Dragon fruit cacti are rather hungry plants, and feeding them every couple of months during their first year, using a balanced 20-20-20 fertilizer, is recommended. Once the plants are well-established, they should do fine with just a few applications of fertilizer annually. You should also plan to amend the soil with compost or organic matter a couple of times a year, too.

Pruning a Dragon Fruit Cactus

If you neglect to prune your dragon fruit cactus, the chances of fungal disease and insect infestation will increase. It can also result in poor light penetration for the tangled center stems, which can impact fruit production. Regular pruning also encourages prolific flowering and prevents the plant from becoming too heavy for the trellis it's growing up.

Plan to periodically cut back any overly long, damaged, tangled, or dead stems as often as two or three times per year. If you're lucky (or have a younger plant), you may be able to get away with a single annual pruning session, which can be done after you're through harvesting the fruit.

Propagating a Dragon Fruit Cactus

Some dragon fruit cultivars are self-incompatible, which means you may need a few different types to ensure a better chance of fruit production through cross-pollination. Because most cultivars have a nocturnal flowering habit, you may need to hand-pollinate, as there may not be any bees or other pollinators around to do it for you. Even with this method, it can take up to six or seven years before dragon fruit cacti begin fruit-bearing if started from seed.

Fortunately, it's easy to propagate new plants from stem cuttings. To do so, begin by taking a decent-sized cutting (up to 10 inches in length) from a healthy stem. Treat the cut end with a fungicide, then plant it cut-side down in a pot that has been filled with a combination of potting soil and a bit of sand. Water the cutting slightly (do not soak) and set the pot in a shady location to "cure" for around a week. You can expect the cutting to grow quickly and may find that it begins bearing fruit in under a year.

Harvesting Dragon Fruit

You will know your dragon fruit is ready to harvest when the flaps on the pink outer skin start to develop a withered appearance. If it's ripe, you should be able to twist it from the stem with ease—any fruit that has fallen from the stem on its own tends to be overripe, so timing your harvest properly is important. If kept in the refrigerator, dragon fruit can last up to two weeks.

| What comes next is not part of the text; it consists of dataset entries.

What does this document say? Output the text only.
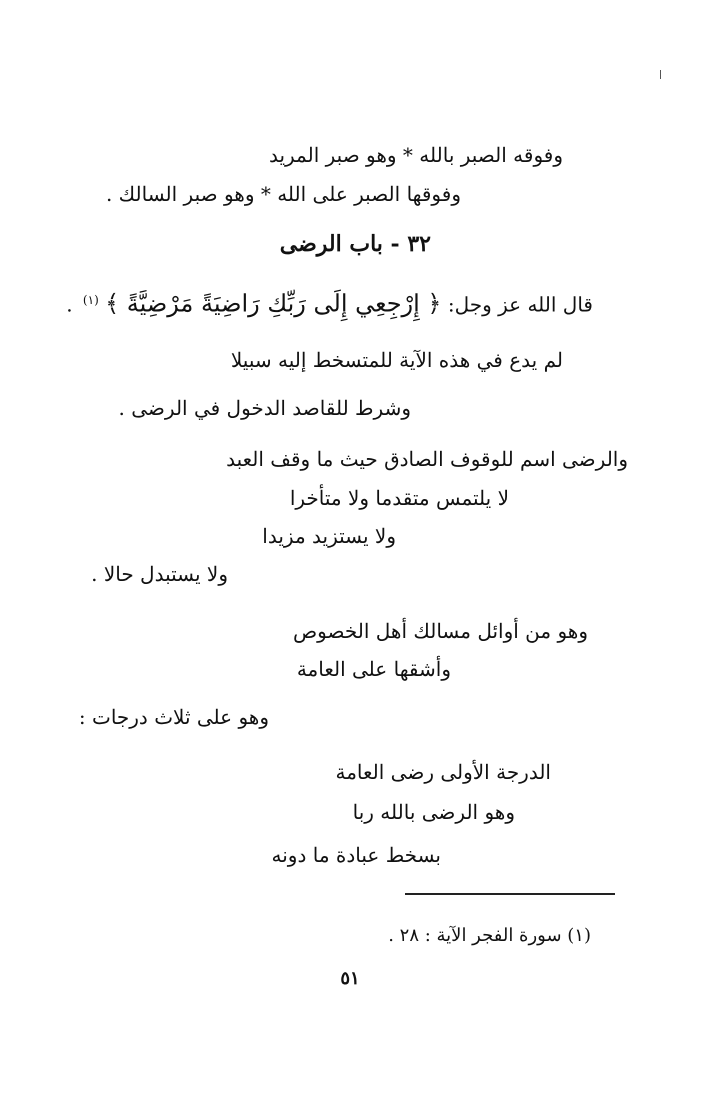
وفوقه الصبر بالله * وهو صبر المريد
وفوقها الصبر على الله * وهو صبر السالك .
٣٢ - باب الرضى
قال الله عز وجل: ﴿ إِرْجِعِي إِلَى رَبِّكِ رَاضِيَةً مَرْضِيَّةً ﴾ $^{(١)}$ .
لم يدع في هذه الآية للمتسخط إليه سبيلا
وشرط للقاصد الدخول في الرضى .
والرضى اسم للوقوف الصادق حيث ما وقف العبد
لا يلتمس متقدما ولا متأخرا
ولا يستزيد مزيدا
ولا يستبدل حالا .
وهو من أوائل مسالك أهل الخصوص
وأشقها على العامة
وهو على ثلاث درجات :
الدرجة الأولى رضى العامة
وهو الرضى بالله ربا
بسخط عبادة ما دونه
(١) سورة الفجر الآية : ٢٨ .
٥١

Dragon fruit is rather exotic and may not be to everyone's taste. For those who do enjoy it, it's packed with vitamin C and lots of other beneficial minerals and antioxidants. The large, edible flowers that are produced by the cactus are also impressive—they tend to be white and have a strong fragrance. However, they are usually nocturnal, so you'll only get to enjoy (and pick) them once the sun has gone down.

Common Pests & Diseases

Depending on where you live, wild animals could find your dragon fruit crop appealing. You may need to take measures to protect your cactus and its fruit from rats, raccoons, birds, and more. The plants are also attractive to ants, mealybugs, mites, and slugs.

Stem and fruit canker and rot can be an issue for dragon fruit cacti as well. To avoid these types of issues, ensure your cactus gets the right amount of sun, moisture, and air circulation.